Suppose $f$ is convex and $x^*$ is a minimizer, and $x^* \in [a,b]$, and let $c,d$ be values such that $a < c < d < b$. Then
i) $f(c) \leq f(d) \implies x^* \in [a,d]$
ii) $f(c) = f(d) \implies x^* \in [c,d]$
I am having trouble proving (i), here is what I did.
WORK
i) If $x^* = c$, then we have $x^* = c$. So done, else we must have $f(x^*) < f(c)$ and assume that on the contrary that $x^* \in (d, b]$. Then $b = x^* + t(b-d)$ for some $t \in [0,1]$. So we have
$$f(b) \leq f(x^*) + tf(b) - tf(d) \leq f(x^*) + tf(b) - tf(c) $$
I am stuck at this point, I don't know how to arrive the contradiction that $f(c) \geq f(d)$
ii) if either $x^* = d$ or $c$, then we are done, otherwise $f(x^*) < f(c)$ without any loss of generality. Then $c = x^* + t(d - x^*)$ for some $t \in [0,1]$. So we get
$$f(c) = f(x^* + t(d - x^*)) \leq f(x^*)+ tf(d) - tf(x^*) \leq (1 - t)f(x^*) + tf(d) \leq (1 - t)f(d) + tf(d) = f(d).$$ A contradiction.

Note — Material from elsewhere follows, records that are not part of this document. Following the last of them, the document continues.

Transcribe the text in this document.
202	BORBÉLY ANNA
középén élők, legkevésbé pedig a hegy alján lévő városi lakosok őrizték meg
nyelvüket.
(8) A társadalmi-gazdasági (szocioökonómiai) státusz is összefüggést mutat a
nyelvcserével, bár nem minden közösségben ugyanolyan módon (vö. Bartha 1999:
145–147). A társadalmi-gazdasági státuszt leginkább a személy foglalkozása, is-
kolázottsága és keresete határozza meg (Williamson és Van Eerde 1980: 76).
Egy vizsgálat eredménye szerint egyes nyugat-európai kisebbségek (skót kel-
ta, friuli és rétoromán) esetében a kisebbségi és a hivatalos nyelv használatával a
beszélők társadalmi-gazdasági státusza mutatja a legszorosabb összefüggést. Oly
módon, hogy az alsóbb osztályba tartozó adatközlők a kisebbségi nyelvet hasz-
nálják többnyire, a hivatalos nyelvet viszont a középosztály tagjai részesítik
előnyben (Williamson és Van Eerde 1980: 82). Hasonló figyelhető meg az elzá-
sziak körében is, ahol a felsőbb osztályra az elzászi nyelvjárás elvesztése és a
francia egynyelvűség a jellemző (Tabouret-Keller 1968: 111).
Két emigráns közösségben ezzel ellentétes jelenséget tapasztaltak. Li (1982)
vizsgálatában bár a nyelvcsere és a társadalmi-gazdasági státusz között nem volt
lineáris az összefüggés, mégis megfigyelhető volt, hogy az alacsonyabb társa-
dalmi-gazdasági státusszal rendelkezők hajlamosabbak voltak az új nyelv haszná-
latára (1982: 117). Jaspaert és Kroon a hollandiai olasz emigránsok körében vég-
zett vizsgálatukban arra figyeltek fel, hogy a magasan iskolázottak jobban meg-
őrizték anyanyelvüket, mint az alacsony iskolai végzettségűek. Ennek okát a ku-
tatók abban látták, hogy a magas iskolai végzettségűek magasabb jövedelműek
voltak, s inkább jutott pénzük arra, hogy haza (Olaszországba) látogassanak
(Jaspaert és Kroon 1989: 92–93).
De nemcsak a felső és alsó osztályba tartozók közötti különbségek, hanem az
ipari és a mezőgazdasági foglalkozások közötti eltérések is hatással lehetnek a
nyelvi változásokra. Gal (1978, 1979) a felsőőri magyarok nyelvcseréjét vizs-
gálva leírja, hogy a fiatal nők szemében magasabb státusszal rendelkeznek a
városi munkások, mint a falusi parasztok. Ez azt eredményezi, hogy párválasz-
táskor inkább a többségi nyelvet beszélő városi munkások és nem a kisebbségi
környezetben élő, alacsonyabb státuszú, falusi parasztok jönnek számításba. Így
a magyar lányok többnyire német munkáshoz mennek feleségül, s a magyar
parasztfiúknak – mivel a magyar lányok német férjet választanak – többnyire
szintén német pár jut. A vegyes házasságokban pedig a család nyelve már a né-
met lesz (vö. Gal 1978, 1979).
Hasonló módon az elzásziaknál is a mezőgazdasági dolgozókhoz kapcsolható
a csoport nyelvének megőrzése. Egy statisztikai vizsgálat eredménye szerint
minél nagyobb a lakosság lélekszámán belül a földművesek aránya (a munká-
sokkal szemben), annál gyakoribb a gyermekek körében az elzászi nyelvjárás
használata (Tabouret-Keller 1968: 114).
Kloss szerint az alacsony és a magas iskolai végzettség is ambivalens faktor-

(i) Continuing your start: If $f(x^*)<f(c)$, $x^*\in (d,b]$. The contradiction happens if you interpret $d$ as convex combination of $c$ and $x^*$: $d = c + t(x^*-c)$, $t\in (0,1)$, as $d\in(c,x^*)$: $$ f(d) = f(c + t(x^*-c)) \le (1-t)f(c) + t f(x^*) < (1-t) f(c) + tf(c) = f(c). $$ Hence, $f(d)<f(c)$ in contrary to the assumptions.